Non si contano poi le prese in giro dei poeti satirici romani nei confronti di quelli che si facevano tingere i capelli, profumare e che si facevano applicare finti nei (splenia lunata).

Tra le cure del barbiere la prima era quella di curare o radere le barbe portate abitualmente dai romani sull'uso greco sino agli ultimi tempi della Repubblica quando già con Scipione l'Emiliano (185 a.C. - 129 a.C.), si preferisce avere il mento rasato. Cesare, Augusto, considerano una trascuratezza non avere il volto ben rasato ogni giorno.

Il taglio della barba modifica

 
Cesare con il volto glabro

Il taglio della prima barba era presso i romani un vero e proprio solenne rito (depositio barbae) di iniziazione del passaggio dall'adolescenza alla giovinezza. La lanugo appena tagliata veniva conservata in una pisside, d'oro per i più ricchi come Trimalcione, di altri materiali per i meno abbienti, e offerta agli dei.

All'obbligo sociale di radersi potevano sottrarsi solo i filosofi e i soldati; anche gli schiavi erano costretti dal loro padrone a farsi radere da un tonsor, pubblico o più economicamente da un servo della casa. Certo è che nessuno si radeva da solo: curiosamente si sono trovati molti rasoi risalente all'età preistorica o etrusca ma quasi nessuno dell'età romana: questo perché mentre quelli più antichi erano in bronzo e si sono conservati quelli romani erano in ferro e sono stati consumati dalla ruggine.

Questi rasoi in ferro, benché ci si sforzasse di affilarli il più possibile, venivano poi usati sulla pelle nuda del malcapitato senza alcun uso di sapone o altri unguenti: tutt'al più si spruzzava il viso da radere con dell'acqua.[5] Rari erano i barbieri che non sfregiassero regolarmente i loro clienti tanto da essere celebrati dai poeti che come Marziale celebrano con un epitaffio [6] il famoso tonsor Pantagato ormai defunto:

«...Per umana e leggera tu gli sia
Terra, e lo devi, più leggera
della sua mano d'artista non sarai»

 
La barba e i capelli dell'imperatore Adriano

Ma per gli altri, che non fossero clienti di Pantagato, radersi era una sofferenza: vi erano barbieri lentissimi nella rasatura per non tagliare i loro clienti, tanto che Augusto nel frattempo poteva dedicarsi al suo lavoro scrivendo o leggendo, oppure così veloci che

«... Le stimmate che io porto sul mento
quante un grugno ne ostenta
di pugile in pensione, non mia moglie
me l'ha fatte, folle di furore,
con le sue ugne, ma il braccio
scellerato d'Antioco e il suo ferraccio...» [7]

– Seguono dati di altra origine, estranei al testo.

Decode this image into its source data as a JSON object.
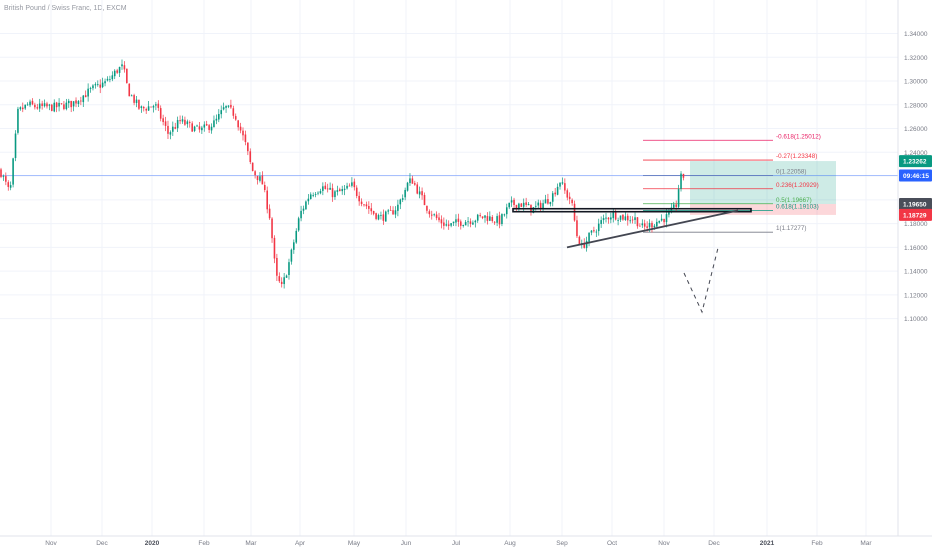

Il tormento della rasatura era tale che quando l'imperatore Adriano, all'inizio del II secolo, si dice per nascondere la brutta cicatrice di una ferita, si fece crescere la barba, la gran parte degli imperatori e del popolo romano lo imitarono per i centocinquant'anni seguenti con profondo sollievo, senza alcun rimpianto per quella tortura che avevano sopportato per due secoli.

Note modifica

  1. ^ Giovanni Domenico Vellia, Ordini et statuti dell'Università et collegio dei barbieri della presente città di Milano, Milano, Marco Tullio Paganello, 1618.
  2. ^ SENECA, De brevitate vitae, XII, 3
  3. ^ HOR., Serm.,I, 1, 94
  4. ^ MARZIALE, X, 83
  5. ^ J. Carcopino, op. cit., pag. 187.